Этот неожиданный наскок сестры Анну даже немного напугал. Жанна, с которой Людовик так презрительно обращался, именно Жанна вдруг проявляет о нем такую заботу.
— А тебе-то что за дело? Ты-то что всполошилась? Насколько мне известно, он не был тебе таким уж преданным супругом, а ты явилась сюда как его любимая жена.
— Я его любящая жена, — тихо произнесла Жанна. — А то, что отец сделал меня его женой, за это он ответит перед Богом. И ты, Анна, ты тоже когда-нибудь будешь держать ответ перед Богом за свои деяния.
— Очень хорошо, я отвечу перед Богом, но не перед тобой! Хватит дискуссий на эту тему. Возвращайся в Линьер и оставайся там.
Жанна запахнула свой плащ и встала.

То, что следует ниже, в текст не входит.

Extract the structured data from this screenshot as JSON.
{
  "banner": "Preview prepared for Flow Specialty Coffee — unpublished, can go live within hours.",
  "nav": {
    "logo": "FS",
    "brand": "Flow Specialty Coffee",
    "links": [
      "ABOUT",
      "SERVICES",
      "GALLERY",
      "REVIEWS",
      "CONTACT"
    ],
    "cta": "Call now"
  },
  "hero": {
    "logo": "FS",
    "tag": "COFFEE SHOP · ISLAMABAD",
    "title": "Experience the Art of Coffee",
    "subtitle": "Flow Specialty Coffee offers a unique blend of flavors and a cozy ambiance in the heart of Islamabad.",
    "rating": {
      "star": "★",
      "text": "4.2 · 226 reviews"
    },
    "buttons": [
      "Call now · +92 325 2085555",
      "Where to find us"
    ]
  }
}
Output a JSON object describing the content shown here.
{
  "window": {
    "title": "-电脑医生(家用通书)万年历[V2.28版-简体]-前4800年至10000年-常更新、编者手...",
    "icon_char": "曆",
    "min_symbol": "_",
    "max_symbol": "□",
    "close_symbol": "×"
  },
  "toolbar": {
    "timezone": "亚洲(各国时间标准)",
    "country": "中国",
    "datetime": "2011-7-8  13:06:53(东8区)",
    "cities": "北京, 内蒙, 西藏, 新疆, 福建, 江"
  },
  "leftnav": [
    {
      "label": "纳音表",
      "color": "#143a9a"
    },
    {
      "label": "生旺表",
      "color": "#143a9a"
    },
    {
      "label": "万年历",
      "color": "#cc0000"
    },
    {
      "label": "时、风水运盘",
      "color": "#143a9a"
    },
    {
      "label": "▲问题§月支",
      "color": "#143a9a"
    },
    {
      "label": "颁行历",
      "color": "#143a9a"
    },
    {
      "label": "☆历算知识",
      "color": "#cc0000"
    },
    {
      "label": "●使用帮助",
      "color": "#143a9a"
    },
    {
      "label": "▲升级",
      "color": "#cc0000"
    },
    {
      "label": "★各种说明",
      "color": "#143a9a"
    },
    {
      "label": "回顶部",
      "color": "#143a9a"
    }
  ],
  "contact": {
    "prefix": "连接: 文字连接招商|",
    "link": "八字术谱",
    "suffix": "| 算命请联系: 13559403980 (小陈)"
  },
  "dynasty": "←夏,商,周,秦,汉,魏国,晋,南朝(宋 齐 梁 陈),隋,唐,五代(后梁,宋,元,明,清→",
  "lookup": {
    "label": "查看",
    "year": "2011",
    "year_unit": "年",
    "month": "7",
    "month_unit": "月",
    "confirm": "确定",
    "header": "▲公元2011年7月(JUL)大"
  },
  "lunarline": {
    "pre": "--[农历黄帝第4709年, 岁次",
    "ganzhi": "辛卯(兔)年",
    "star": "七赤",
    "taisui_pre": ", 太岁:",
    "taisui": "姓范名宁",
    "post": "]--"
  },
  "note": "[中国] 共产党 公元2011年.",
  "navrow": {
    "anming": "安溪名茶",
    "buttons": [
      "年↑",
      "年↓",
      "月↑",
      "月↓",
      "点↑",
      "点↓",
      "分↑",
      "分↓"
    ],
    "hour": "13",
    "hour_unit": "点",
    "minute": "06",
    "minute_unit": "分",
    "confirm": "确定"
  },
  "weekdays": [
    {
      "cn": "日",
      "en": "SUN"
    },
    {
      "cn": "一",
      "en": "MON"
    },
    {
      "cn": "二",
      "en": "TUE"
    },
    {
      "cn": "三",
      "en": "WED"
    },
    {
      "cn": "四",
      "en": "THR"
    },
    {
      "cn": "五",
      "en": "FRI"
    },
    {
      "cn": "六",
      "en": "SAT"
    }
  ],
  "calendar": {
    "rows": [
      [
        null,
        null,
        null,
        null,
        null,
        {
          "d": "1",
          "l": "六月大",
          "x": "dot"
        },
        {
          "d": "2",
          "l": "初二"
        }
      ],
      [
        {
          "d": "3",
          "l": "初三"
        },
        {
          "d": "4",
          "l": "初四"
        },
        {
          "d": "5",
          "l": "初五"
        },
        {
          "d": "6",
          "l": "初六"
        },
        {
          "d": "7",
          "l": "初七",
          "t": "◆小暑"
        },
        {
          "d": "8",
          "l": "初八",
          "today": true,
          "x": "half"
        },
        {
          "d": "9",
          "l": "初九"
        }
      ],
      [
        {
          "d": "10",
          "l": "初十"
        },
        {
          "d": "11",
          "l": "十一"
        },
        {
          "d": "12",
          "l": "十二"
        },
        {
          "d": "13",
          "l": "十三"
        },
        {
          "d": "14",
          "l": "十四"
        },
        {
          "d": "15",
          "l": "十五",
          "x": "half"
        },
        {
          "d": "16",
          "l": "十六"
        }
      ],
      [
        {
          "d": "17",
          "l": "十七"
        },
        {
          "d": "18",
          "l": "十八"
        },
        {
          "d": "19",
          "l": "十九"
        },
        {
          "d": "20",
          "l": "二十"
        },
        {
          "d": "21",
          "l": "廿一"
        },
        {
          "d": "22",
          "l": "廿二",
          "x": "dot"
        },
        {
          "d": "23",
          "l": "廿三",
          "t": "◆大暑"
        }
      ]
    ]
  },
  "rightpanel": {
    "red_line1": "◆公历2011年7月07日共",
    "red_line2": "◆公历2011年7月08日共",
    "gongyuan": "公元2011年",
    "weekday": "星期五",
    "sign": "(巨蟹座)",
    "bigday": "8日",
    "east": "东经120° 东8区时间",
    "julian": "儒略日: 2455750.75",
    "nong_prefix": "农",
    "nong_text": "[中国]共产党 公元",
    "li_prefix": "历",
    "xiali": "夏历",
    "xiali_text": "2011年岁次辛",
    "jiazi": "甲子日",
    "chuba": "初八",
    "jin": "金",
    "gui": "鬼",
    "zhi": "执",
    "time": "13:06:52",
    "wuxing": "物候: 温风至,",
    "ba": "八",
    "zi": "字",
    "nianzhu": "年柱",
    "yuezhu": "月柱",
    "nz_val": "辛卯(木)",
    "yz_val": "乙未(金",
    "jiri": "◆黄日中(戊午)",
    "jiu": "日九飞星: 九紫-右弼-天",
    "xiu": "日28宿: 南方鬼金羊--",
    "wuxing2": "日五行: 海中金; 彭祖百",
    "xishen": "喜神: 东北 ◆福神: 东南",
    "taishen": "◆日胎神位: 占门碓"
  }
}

Не глядя на Анну, она решительно направилась к двери, настолько решительно, насколько ей позволяли ее больные ноги.
— Я буду говорить с Карлом, — бросила она через плечо.
Анна быстро подошла к ней и, крепко схватив за руку, остановила у двери.
— Ты этого не сделаешь! У меня и без того полно хлопот с этим дураком.
Жанна слушала, не веря своим ушам. Это невероятно, чтобы Анна так бесцеремонно обращалась со своими братом и сестрой. Боже мой, что же такое сделалось с Анной!
— Ты имеешь в виду, что я не могу увидеть моего брата? — спросила она удивленно.
— Я имею в виду, что ты не увидишь Карла!
Они посмотрели друг другу в глаза. Очень тяжелый взгляд. И Анна первая отвела глаза. Она кликнула стражу проводить Жанну к ее экипажу, не оставляя той ни малейшего шанса для непослушания. И Жанна, униженная, поволоклась прочь, чтобы проделать длинный ухабистый путь обратно в Линьер, мучаясь стыдом за грубость Анны и сожалея, что ничего не удалось сделать для Людовика.
Анна удвоила усилия по наблюдению за Карлом, чтобы ни один из друзей Людовика не имел возможности с ним встречаться. Много раз просил ее принять Дюнуа, и в конце концов она была вынуждена уступить.
Она взглянула на него через стол, на крепкую, статную фигуру кузена Людовика и поняла, что ненавидит его. А он стоял перед ней в своей характерной позе, твердо расставив ноги и скрестив руки на груди. Ни следа почтения, которое должно было бы быть оказано фактической правительнице страны, только воинственная враждебность. Он явился сюда не испрашивать милости, его холодные серые глаза обвиняли.
— Ну, так что? — начала она, и обычное в подобных случаях высокомерие, к большому ее удивлению, куда-то улетучилось. Неясная тревога вдруг охватила ее. Конечно, Дюнуа мог разрушить ее планы не больше, чем Жанна. Но перед ним, как и прежде перед сестрой, она чувствовала себя обнаженной. Оба они видели ее мотивы, что были скрыты от других.
— Ну, так что, — повторила она, — для меня не так уж трудно догадаться, по какому поводу ты явился. Из-за своего кузена, конечно.
— Да. Я думаю, что эту комедию давно пора кончать.
Густые черные брови Анны взметнулись в вежливом недоумении.
— Комедию? Может быть, ты мне сейчас разъяснишь, что смешного в предательстве?
Дюнуа совсем невежливо хмыкнул.
— Знаешь что, прибереги эту свою песенку о предательстве для неискушенных ушей, не для меня. Ты сама должна знать, когда это действует, а когда нет. А все очень просто: ты захватила место Людовика, он стал бороться и проиграл. Он не будет сражаться снова: не имеет никакого смысла, особенно если учесть, что король уже более чем совершеннолетний и никакого регентства над ним не требуется.
Он многозначительно улыбнулся, и она покраснела.
— Так вот, отпусти Людовика!
Анна вскочила на ноги вне себя от ярости.
— Это уже слишком. Ты просто обнаглел. Убирайся прочь, и чтобы я никогда тебя больше здесь не видела ни по этому, ни по любому другому поводу.